Feb. 13, 2008

Yellowstone to Yukon bill makes the first move

OLYMPIA – A bill designed to promote the Yellowstone to Yukon (Y2Y) Conservation Initiative was successfully passed today from the Senate to the House. The purpose of Y2Y is to define and designate a life-sustaining network of wildlife cores, movement corridors and transition areas throughout the Y2Y ecoregion which stretches from the Mackenzie Mountains in the Yukon and Northwest Territories to the southern end of the Wind River range on the border of Yellowstone National Park in Wyoming.

Sen. Ken Jacobsen, D-Seattle, sponsored Senate Bill 5318 which asks the Department of Fish and Wildlife to participate with other wildlife management agencies and conservation organizations to work towards identifying priority species, habitats, or landscapes lying within Washington.

“The Seattle area is a philanthropic leader for the Y2Y region contributing $10 million over 10 years which tells me Washington residents support this conservation effort,” said Jacobsen. “We need to protect our wild places because they are decreasing, not increasing.
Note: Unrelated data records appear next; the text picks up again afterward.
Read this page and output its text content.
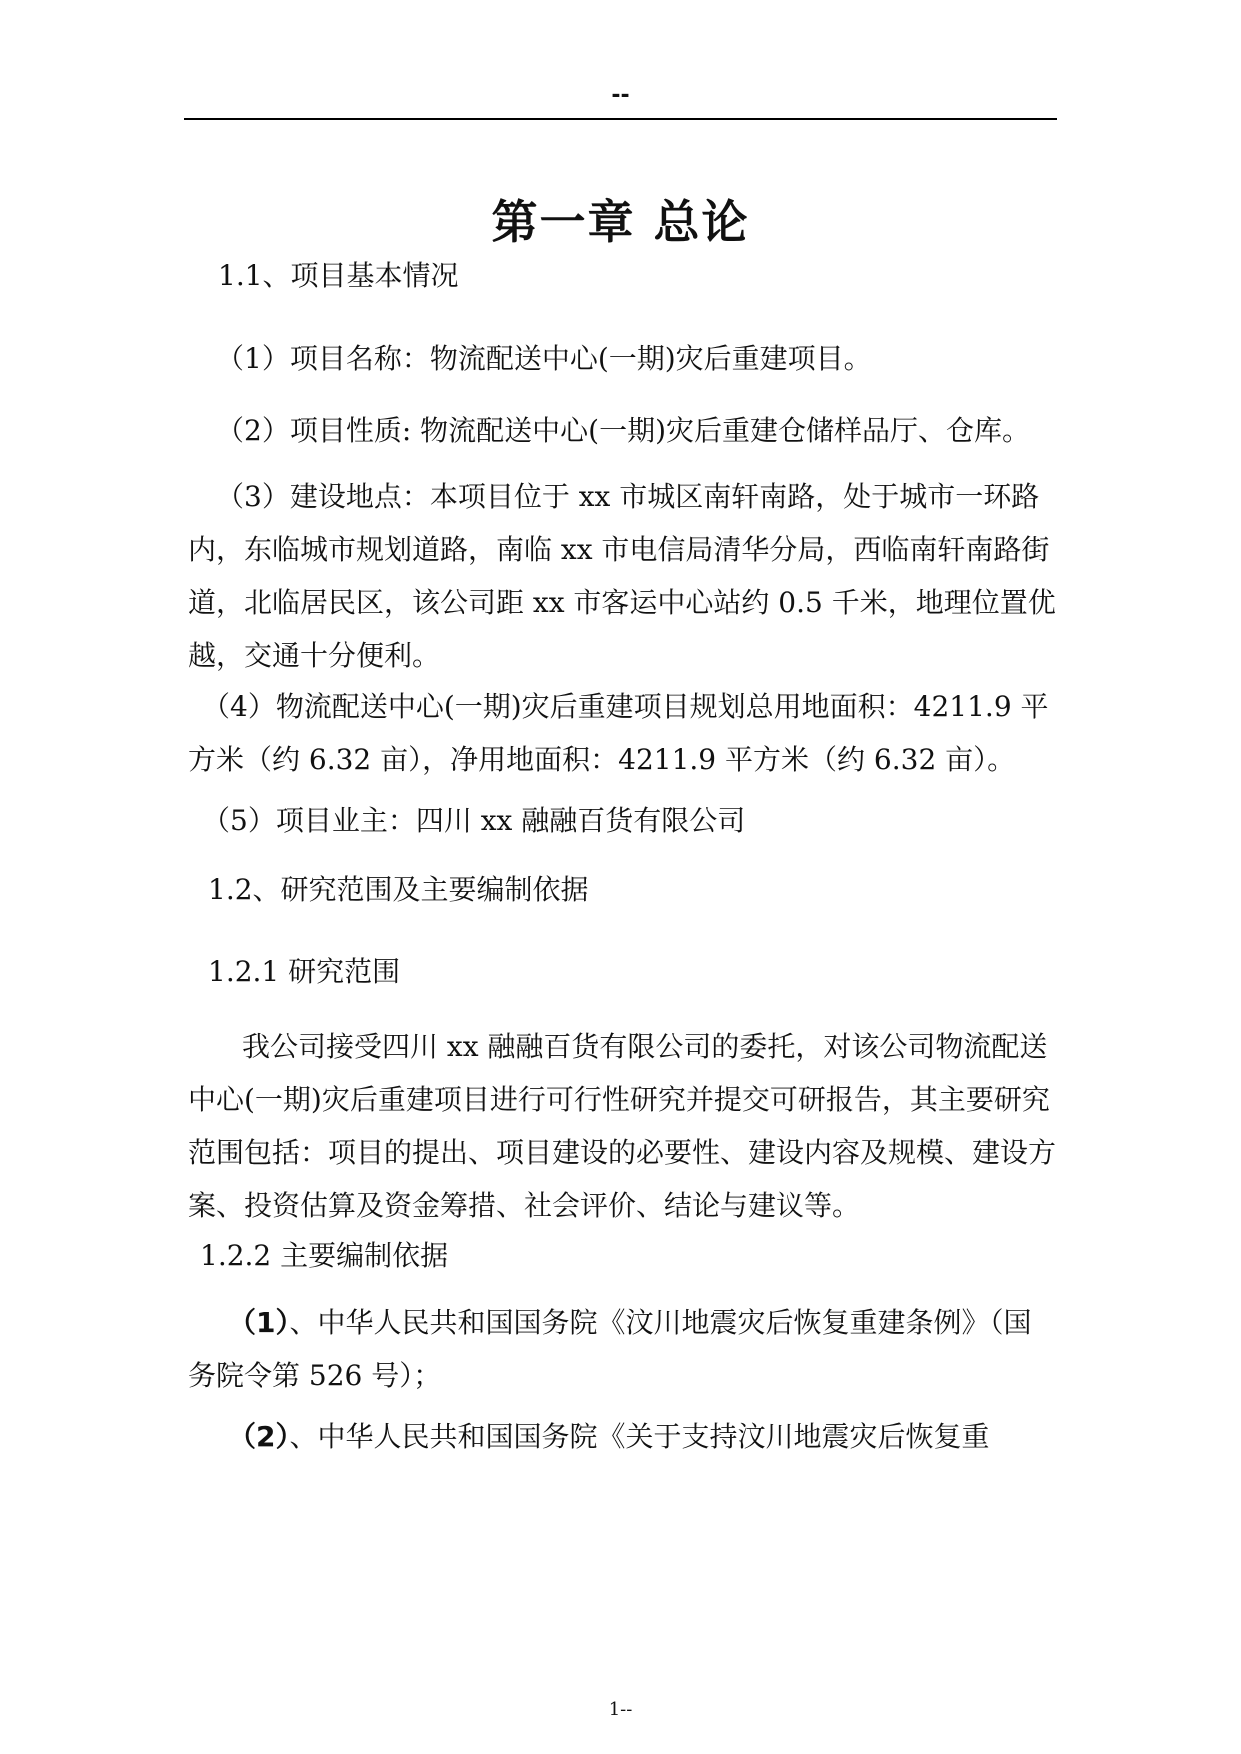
--
第一章 总论

1.1、项目基本情况

（1）项目名称：物流配送中心(一期)灾后重建项目。

（2）项目性质: 物流配送中心(一期)灾后重建仓储样品厅、仓库。

（3）建设地点：本项目位于 xx 市城区南轩南路，处于城市一环路内，东临城市规划道路，南临 xx 市电信局清华分局，西临南轩南路街道，北临居民区，该公司距 xx 市客运中心站约 0.5 千米，地理位置优越，交通十分便利。

（4）物流配送中心(一期)灾后重建项目规划总用地面积：4211.9 平方米（约 6.32 亩），净用地面积：4211.9 平方米（约 6.32 亩）。

（5）项目业主：四川 xx 融融百货有限公司

1.2、研究范围及主要编制依据

1.2.1 研究范围

我公司接受四川 xx 融融百货有限公司的委托，对该公司物流配送中心(一期)灾后重建项目进行可行性研究并提交可研报告，其主要研究范围包括：项目的提出、项目建设的必要性、建设内容及规模、建设方案、投资估算及资金筹措、社会评价、结论与建议等。

1.2.2 主要编制依据

（1）、中华人民共和国国务院《汶川地震灾后恢复重建条例》（国务院令第 526 号）；

（2）、中华人民共和国国务院《关于支持汶川地震灾后恢复重

1--
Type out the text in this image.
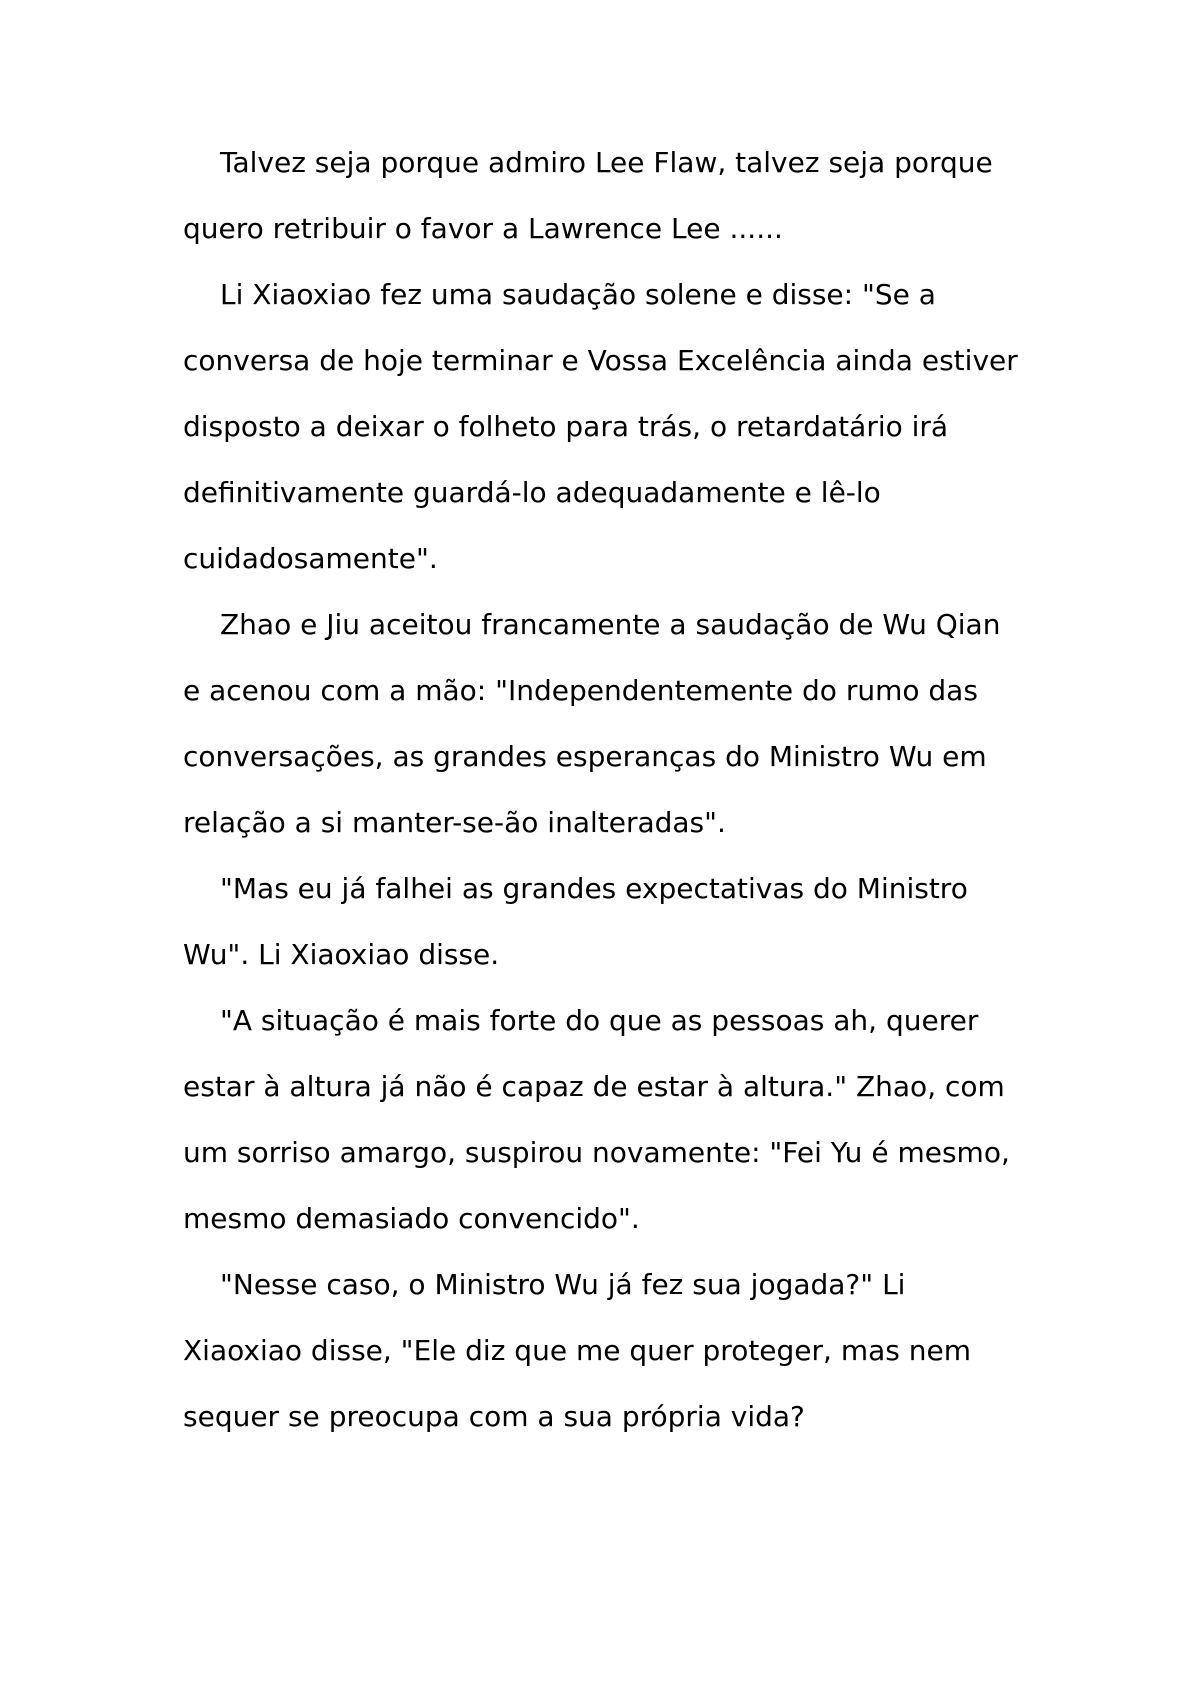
Talvez seja porque admiro Lee Flaw, talvez seja porque quero retribuir o favor a Lawrence Lee ......

Li Xiaoxiao fez uma saudação solene e disse: "Se a conversa de hoje terminar e Vossa Excelência ainda estiver disposto a deixar o folheto para trás, o retardatário irá definitivamente guardá-lo adequadamente e lê-lo cuidadosamente".

Zhao e Jiu aceitou francamente a saudação de Wu Qian e acenou com a mão: "Independentemente do rumo das conversações, as grandes esperanças do Ministro Wu em relação a si manter-se-ão inalteradas".

"Mas eu já falhei as grandes expectativas do Ministro Wu". Li Xiaoxiao disse.

"A situação é mais forte do que as pessoas ah, querer estar à altura já não é capaz de estar à altura." Zhao, com um sorriso amargo, suspirou novamente: "Fei Yu é mesmo, mesmo demasiado convencido".

"Nesse caso, o Ministro Wu já fez sua jogada?" Li Xiaoxiao disse, "Ele diz que me quer proteger, mas nem sequer se preocupa com a sua própria vida?
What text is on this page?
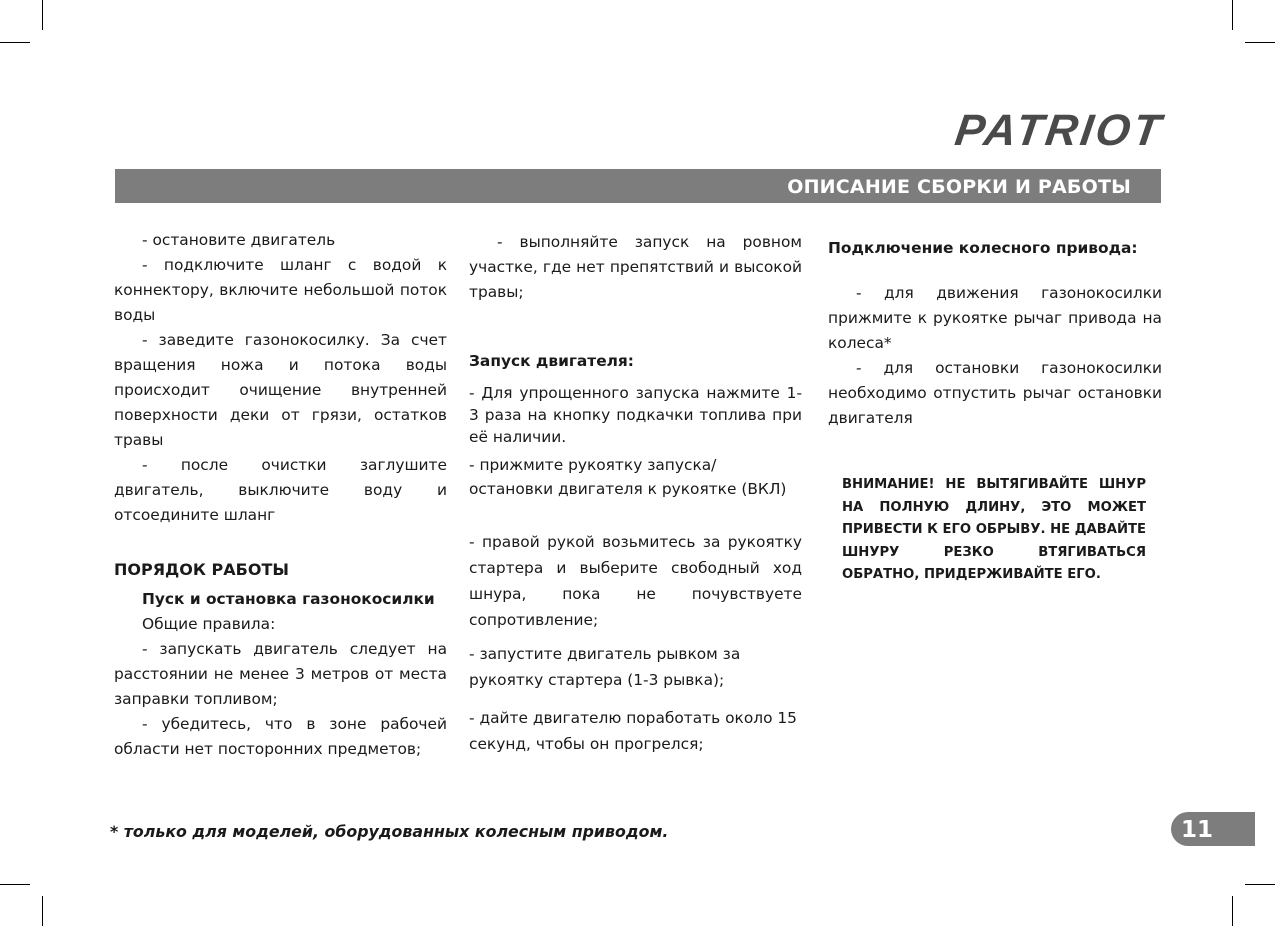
PATRIOT
ОПИСАНИЕ СБОРКИ И РАБОТЫ

- остановите двигатель

- подключите шланг с водой к коннектору, включите небольшой поток воды

- заведите газонокосилку. За счет вращения ножа и потока воды происходит очищение внутренней поверхности деки от грязи, остатков травы

- после очистки заглушите двигатель, выключите воду и отсоедините шланг

ПОРЯДОК РАБОТЫ

Пуск и остановка газонокосилки

Общие правила:

- запускать двигатель следует на расстоянии не менее 3 метров от места заправки топливом;

- убедитесь, что в зоне рабочей области нет посторонних предметов;

- выполняйте запуск на ровном участке, где нет препятствий и высокой травы;

Запуск двигателя:

- Для упрощенного запуска нажмите 1-3 раза на кнопку подкачки топлива при её наличии.

- прижмите рукоятку запуска/ остановки двигателя к рукоятке (ВКЛ)

- правой рукой возьмитесь за рукоятку стартера и выберите свободный ход шнура, пока не почувствуете сопротивление;

- запустите двигатель рывком за рукоятку стартера (1-3 рывка);

- дайте двигателю поработать около 15 секунд, чтобы он прогрелся;

Подключение колесного привода:

- для движения газонокосилки прижмите к рукоятке рычаг привода на колеса*

- для остановки газонокосилки необходимо отпустить рычаг остановки двигателя

ВНИМАНИЕ! НЕ ВЫТЯГИВАЙТЕ ШНУР НА ПОЛНУЮ ДЛИНУ, ЭТО МОЖЕТ ПРИВЕСТИ К ЕГО ОБРЫВУ. НЕ ДАВАЙТЕ ШНУРУ РЕЗКО ВТЯГИВАТЬСЯ ОБРАТНО, ПРИДЕРЖИВАЙТЕ ЕГО.
* только для моделей, оборудованных колесным приводом.	11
Once they’re gone, they’re gone.”

SB 5318 helps support the Y2Y mission of combining science and stewardship, in an effort to ensure that the world-renowned wilderness, wildlife, native plants, and natural processes of the Yellowstone to Yukon region continue to function as an interconnected web of life, capable of supporting all of its natural and human communities, for current and future generations.